Ang-2-mediated microcirculatory dysfunction is a well-established pathological mechanism contributing to the progression of both SA-AKI29 and sepsis30. By binding to the TIE-2 receptor, Ang-2 inhibits the protective signaling pathway of Ang-1, leading to disruption of endothelial cell junctions, increased vascular permeability, and subsequent microcirculatory dysfunction31. These changes result in renal microvascular thrombosis, reduced renal blood flow, and ultimately, the progression of SA-AKI. Consequently, Ang-2 functions as both a risk factor and a biomarker for SA-AKI. In this study, we demonstrated that Ang-2 is a valuable indicator for the early prediction of SA-AKI, as its levels increase during disease progression.
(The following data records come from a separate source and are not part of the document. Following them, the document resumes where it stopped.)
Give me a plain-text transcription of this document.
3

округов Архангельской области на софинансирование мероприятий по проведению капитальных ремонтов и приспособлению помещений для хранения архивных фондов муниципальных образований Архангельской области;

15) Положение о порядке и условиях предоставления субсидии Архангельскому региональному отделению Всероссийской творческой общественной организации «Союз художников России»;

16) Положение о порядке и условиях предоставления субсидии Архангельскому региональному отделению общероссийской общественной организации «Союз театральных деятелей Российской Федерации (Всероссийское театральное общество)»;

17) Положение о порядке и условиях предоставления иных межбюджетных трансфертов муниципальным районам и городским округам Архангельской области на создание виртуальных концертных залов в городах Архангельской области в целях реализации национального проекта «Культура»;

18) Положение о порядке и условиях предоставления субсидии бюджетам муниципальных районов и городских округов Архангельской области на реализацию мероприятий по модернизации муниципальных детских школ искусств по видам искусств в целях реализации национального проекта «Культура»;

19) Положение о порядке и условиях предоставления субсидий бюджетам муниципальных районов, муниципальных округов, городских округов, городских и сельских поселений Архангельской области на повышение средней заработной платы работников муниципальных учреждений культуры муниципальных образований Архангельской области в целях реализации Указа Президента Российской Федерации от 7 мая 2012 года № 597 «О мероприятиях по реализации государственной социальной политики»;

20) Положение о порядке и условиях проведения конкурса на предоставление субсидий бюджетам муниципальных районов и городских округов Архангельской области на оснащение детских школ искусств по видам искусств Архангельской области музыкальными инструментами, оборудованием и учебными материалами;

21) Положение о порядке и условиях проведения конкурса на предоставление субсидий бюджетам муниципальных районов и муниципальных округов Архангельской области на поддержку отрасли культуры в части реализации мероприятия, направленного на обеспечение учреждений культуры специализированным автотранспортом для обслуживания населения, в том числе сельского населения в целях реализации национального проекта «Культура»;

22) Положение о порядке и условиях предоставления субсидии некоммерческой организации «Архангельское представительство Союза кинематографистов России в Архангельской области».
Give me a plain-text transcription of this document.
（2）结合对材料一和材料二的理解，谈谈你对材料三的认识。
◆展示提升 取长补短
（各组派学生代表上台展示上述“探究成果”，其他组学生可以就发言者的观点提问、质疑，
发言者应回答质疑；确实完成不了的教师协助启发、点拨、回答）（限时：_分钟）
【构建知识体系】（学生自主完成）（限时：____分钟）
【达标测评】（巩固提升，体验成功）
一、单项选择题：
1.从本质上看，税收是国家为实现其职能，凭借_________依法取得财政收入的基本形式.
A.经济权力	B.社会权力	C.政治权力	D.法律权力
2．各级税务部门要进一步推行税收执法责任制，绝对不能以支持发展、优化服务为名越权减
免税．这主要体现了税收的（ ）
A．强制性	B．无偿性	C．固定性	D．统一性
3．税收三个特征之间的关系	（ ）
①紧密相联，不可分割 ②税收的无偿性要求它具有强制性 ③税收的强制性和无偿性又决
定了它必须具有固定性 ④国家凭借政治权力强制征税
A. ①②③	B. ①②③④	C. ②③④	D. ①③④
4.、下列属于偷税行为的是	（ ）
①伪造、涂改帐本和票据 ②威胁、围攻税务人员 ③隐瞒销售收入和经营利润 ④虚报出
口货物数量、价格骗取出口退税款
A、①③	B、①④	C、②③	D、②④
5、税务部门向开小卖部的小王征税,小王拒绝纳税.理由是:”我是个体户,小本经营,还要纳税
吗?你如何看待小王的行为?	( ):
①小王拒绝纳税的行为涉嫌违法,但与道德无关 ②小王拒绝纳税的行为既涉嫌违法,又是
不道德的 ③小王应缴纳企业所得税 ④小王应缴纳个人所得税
However, Ang-2 alone lacks sufficient specificity for SA-AKI, necessitating its combination with other biomarkers for more accurate.
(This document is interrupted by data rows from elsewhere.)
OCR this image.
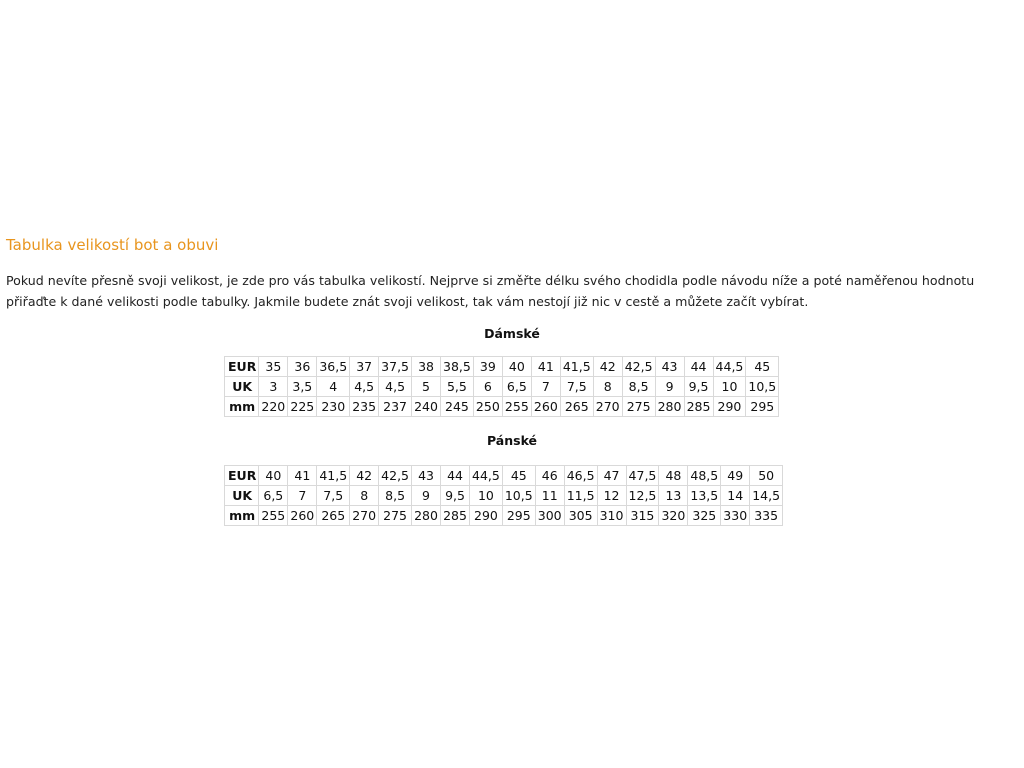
Tabulka velikostí bot a obuvi

Pokud nevíte přesně svoji velikost, je zde pro vás tabulka velikostí. Nejprve si změřte délku svého chodidla podle návodu níže a poté naměřenou hodnotu přiřaďte k dané velikosti podle tabulky. Jakmile budete znát svoji velikost, tak vám nestojí již nic v cestě a můžete začít vybírat.

Dámské

EUR	35	36	36,5	37	37,5	38	38,5	39	40	41	41,5	42	42,5	43	44	44,5	45
UK	3	3,5	4	4,5	4,5	5	5,5	6	6,5	7	7,5	8	8,5	9	9,5	10	10,5
mm	220	225	230	235	237	240	245	250	255	260	265	270	275	280	285	290	295

Pánské

EUR	40	41	41,5	42	42,5	43	44	44,5	45	46	46,5	47	47,5	48	48,5	49	50
UK	6,5	7	7,5	8	8,5	9	9,5	10	10,5	11	11,5	12	12,5	13	13,5	14	14,5
mm	255	260	265	270	275	280	285	290	295	300	305	310	315	320	325	330	335
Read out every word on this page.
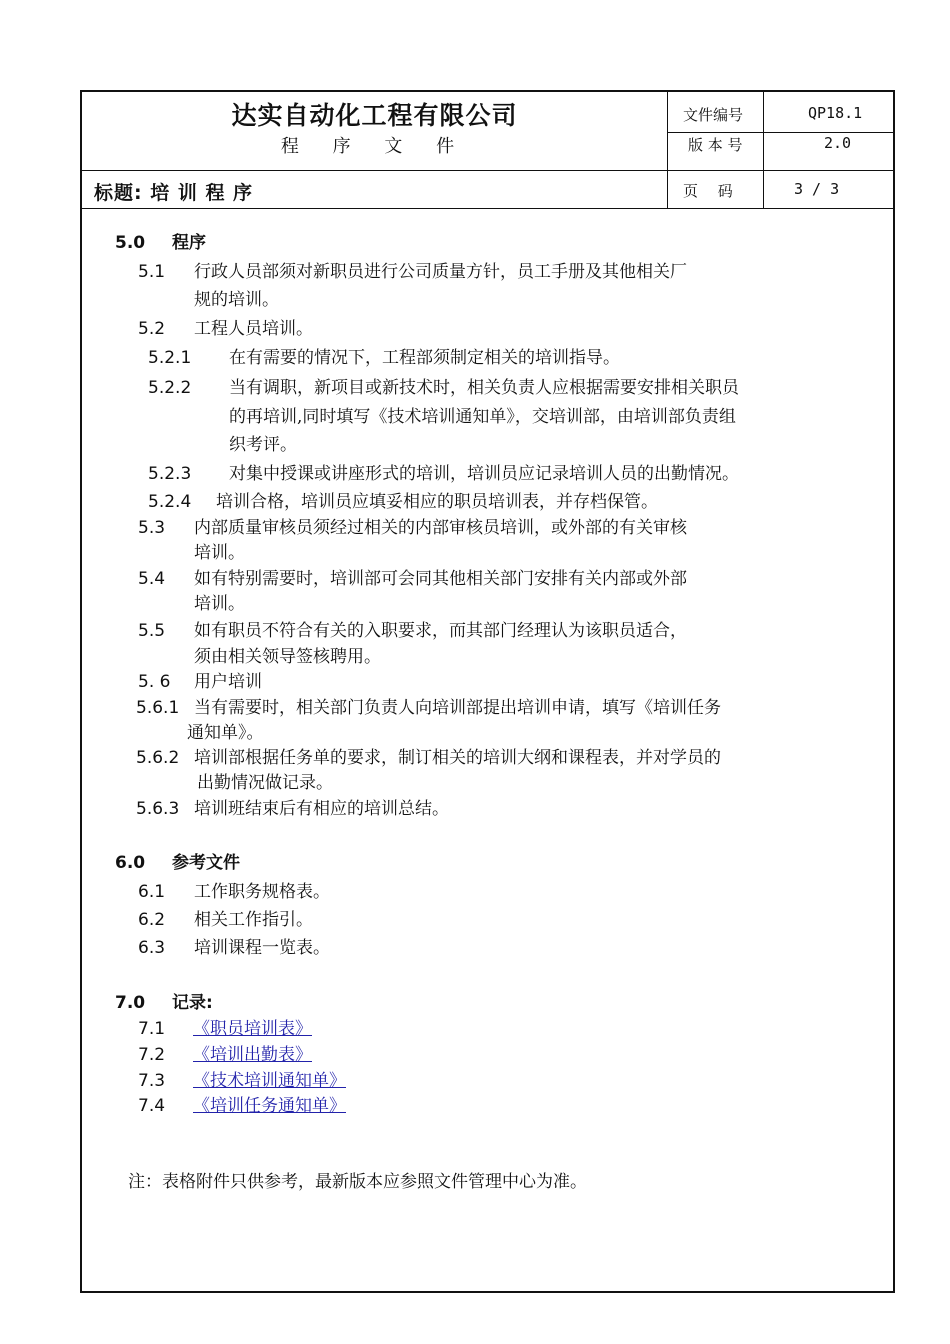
达实自动化工程有限公司
程 序 文 件
文件编号	QP18.1
版 本 号	2.0
页　 码	3 / 3
标题: 培 训 程 序
5.0 程序
5.1 行政人员部须对新职员进行公司质量方针，员工手册及其他相关厂
规的培训。
5.2 工程人员培训。
5.2.1 在有需要的情况下，工程部须制定相关的培训指导。
5.2.2 当有调职，新项目或新技术时，相关负责人应根据需要安排相关职员
的再培训,同时填写《技术培训通知单》，交培训部，由培训部负责组
织考评。
5.2.3 对集中授课或讲座形式的培训，培训员应记录培训人员的出勤情况。
5.2.4 培训合格，培训员应填妥相应的职员培训表，并存档保管。
5.3 内部质量审核员须经过相关的内部审核员培训，或外部的有关审核
培训。
5.4 如有特别需要时，培训部可会同其他相关部门安排有关内部或外部
培训。
5.5 如有职员不符合有关的入职要求，而其部门经理认为该职员适合，
须由相关领导签核聘用。
5. 6 用户培训
5.6.1 当有需要时，相关部门负责人向培训部提出培训申请，填写《培训任务
通知单》。
5.6.2 培训部根据任务单的要求，制订相关的培训大纲和课程表，并对学员的
出勤情况做记录。
5.6.3 培训班结束后有相应的培训总结。
6.0 参考文件
6.1 工作职务规格表。
6.2 相关工作指引。
6.3 培训课程一览表。
7.0 记录:
7.1 《职员培训表》
7.2 《培训出勤表》
7.3 《技术培训通知单》
7.4 《培训任务通知单》
注：表格附件只供参考，最新版本应参照文件管理中心为准。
In summary, our study demonstrated that TIMP-2×IGFBP-7, Ang-2, and PCT are synergistically upregulated in SA-AKI, with their combined assessment exhibiting enhanced sensitivity and specificity. This finding supports the development of novel predictive models for the early detection of SA-AKI and provides a foundation for clinical application. These biomarkers were measured using the ELISA method, which is simple, practical, and suitable for various clinical settings, facilitating integration into routine clinical practice. Furthermore, the primary samples required for detecting these biomarkers are blood and urine, which are readily accessible and minimally invasive for patients. Therefore, predictive models incorporating these biomarkers could enable the timely identification of SA-AKI, allowing for early intervention in nephrotoxic drug administration and fluid management, ultimately reducing the incidence and severity of AKI. However, our study had several limitations: Firstly, AKI was just determined by Scr, but the concentration of Scr was not be accurately measured due to the inaccurate urine volume records in emergency patients as well as the susceptibility to liquid capacity, drugs, and nutritional status. Secondly, the level of biomarkers was only detected for the first time at admission, lacking of a dynamical monitoring. Thereby, the relationship between the concentrations of novel biomarkers and the stage and severity of SA-AKI cannot be verified. Finally, this study was a single-center study with a small sample size in emergency department, only representing a small part of older patients with sepsis who had many basic diseases and lacking of an external validation. Thus, the clinical performance of the combination biomarkers needs to be proven in more population.

Conclusions

In conclusion, TIMP-2×IGFBP-7, Ang-2 and PCT were identified to be the independent risk factors for SA-AKI, and the novel model based on the three indicators offered a solid support for the accurate and sensitive prediction of SA-AKI in the early stages.